Yes. Although a Turing test is based on knowledge and intelligence, it is also about evaluating how responses are given and whether the answers are interpreted to be sneaky.

For example, imagine being asked to provide the sum of 43,219 and 87,878. Whether or not you can provide the correct answer is only part of the exam; the Turing test evaluates how long it takes you provide an answer, any clarifying questions you ask in response, or whether you comprehend to add and not subject the two figures. Based on any human's responses, it is possible to be mistaken for a computer (i.e. if you accidently subtracted instead of added the figures, that may be incriminating evidence).

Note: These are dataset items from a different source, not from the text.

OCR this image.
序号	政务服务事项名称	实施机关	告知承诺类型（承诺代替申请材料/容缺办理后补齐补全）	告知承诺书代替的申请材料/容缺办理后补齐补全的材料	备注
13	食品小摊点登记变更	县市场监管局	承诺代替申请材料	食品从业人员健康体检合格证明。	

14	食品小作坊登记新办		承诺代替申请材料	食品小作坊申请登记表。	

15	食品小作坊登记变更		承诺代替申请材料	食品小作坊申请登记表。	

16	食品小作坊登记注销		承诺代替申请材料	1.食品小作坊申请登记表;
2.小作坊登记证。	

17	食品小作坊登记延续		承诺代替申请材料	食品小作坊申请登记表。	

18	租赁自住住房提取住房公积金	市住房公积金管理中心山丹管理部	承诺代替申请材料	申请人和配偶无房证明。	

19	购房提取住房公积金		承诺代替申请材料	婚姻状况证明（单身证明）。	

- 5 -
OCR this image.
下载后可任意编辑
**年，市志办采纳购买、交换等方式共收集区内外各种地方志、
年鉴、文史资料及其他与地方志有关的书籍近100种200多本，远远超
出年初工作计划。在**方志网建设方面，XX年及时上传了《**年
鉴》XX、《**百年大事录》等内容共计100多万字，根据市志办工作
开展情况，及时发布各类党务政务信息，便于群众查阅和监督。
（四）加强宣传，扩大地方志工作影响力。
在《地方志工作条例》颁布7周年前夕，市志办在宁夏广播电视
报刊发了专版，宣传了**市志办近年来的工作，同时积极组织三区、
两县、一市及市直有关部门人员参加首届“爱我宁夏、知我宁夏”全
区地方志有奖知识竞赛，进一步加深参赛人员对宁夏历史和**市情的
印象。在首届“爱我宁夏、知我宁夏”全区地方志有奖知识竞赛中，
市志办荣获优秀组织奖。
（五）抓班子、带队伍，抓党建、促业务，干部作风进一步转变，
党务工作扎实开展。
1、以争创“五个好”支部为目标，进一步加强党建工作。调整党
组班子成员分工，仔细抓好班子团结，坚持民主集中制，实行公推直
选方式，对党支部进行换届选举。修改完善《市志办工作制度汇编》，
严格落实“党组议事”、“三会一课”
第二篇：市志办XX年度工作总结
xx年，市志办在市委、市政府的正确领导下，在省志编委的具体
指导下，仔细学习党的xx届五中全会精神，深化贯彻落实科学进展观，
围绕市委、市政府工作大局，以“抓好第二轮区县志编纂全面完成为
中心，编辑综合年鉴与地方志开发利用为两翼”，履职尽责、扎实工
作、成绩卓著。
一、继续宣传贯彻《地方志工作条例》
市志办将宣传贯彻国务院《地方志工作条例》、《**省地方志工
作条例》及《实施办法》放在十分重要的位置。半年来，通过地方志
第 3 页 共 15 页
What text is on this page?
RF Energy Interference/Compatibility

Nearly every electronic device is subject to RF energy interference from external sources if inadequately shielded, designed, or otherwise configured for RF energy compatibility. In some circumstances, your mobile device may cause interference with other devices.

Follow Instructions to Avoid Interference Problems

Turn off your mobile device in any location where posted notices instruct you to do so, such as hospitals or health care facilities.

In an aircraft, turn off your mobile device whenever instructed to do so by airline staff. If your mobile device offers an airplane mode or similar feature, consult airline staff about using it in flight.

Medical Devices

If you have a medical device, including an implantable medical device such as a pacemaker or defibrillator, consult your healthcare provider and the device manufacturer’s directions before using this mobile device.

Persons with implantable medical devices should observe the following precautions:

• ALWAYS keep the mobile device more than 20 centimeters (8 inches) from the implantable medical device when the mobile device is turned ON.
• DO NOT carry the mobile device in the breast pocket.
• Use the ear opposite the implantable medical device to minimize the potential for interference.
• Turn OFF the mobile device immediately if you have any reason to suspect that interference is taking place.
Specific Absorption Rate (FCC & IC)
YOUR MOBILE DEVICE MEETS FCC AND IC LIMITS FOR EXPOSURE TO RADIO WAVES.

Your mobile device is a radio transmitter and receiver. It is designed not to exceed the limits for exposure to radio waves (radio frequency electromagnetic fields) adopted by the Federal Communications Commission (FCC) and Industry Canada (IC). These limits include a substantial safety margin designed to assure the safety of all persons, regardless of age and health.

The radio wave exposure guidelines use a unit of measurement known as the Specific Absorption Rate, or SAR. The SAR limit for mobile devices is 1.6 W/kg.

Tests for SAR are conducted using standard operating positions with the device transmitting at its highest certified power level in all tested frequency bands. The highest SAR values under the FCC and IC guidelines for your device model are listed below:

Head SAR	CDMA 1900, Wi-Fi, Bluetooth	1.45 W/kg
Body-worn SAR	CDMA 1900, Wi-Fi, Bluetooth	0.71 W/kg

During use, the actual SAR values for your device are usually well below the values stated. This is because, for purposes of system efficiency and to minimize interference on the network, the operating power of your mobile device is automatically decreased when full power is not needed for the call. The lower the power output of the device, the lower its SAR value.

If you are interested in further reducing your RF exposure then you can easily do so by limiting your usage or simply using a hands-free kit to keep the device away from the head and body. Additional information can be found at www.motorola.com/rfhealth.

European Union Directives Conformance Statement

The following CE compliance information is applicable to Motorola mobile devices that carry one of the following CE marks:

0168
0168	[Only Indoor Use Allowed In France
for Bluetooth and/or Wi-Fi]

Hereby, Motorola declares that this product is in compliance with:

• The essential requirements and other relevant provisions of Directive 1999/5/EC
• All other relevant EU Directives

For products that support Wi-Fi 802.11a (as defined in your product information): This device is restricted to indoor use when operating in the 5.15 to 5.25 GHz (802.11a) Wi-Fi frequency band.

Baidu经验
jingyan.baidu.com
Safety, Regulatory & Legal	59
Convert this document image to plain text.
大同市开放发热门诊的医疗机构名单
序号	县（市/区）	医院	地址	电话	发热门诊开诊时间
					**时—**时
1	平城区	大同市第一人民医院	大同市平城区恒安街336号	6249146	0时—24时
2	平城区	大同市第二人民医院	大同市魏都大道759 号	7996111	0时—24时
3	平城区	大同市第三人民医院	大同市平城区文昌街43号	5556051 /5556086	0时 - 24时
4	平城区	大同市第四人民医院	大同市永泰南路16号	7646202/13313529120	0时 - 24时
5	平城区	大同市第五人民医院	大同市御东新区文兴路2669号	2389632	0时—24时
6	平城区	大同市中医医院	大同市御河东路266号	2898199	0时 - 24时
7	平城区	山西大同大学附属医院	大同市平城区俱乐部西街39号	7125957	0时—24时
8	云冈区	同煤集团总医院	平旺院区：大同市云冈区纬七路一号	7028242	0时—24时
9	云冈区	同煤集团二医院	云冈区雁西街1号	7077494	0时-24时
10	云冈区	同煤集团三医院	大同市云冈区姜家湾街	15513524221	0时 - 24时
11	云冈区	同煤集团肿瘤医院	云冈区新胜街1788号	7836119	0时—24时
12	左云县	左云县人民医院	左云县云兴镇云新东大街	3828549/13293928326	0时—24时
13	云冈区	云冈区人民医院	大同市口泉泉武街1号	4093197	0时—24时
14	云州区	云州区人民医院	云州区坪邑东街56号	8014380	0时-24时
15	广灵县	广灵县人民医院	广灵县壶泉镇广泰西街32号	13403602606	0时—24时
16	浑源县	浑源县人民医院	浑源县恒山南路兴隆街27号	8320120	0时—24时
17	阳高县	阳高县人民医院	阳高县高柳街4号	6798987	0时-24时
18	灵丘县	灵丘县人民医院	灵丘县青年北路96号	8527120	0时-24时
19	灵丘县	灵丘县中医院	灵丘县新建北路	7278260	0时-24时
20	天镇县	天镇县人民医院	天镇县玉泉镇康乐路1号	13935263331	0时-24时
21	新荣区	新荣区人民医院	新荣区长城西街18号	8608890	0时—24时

What Are Examples of Turing Test Questions?

An interesting example of a potential Turing test question may be based around language and the play on words. For example, a question may ask "what is the different being time flying and an airplane flying?". Though this type of question may be unfair for participants not familiar with the English language, it is also an example of being able to make logical distinctions where a single instance (i.e. the word fly) may mean different things in different contexts.

Another example of a Turing test question is often nonsensical questions. Questions such as "Is the difference between football that the batter wears a helmet?" is grammatically incorrect and easily detectible by a human as not making any sense. However, a machine may still try to parse a response.

The Bottom Line

The Turing test is an assessment to determine whether a machine is able to exhibit the same intelligence as a human. There are now many variations of the Turing test, and as technology continues to advance with AI at the forefront, new lines of thinking are emerging with regard to means of determining intelligence and a lot of nuances are resulting from that thinking as well, which requires more work to be done in this area.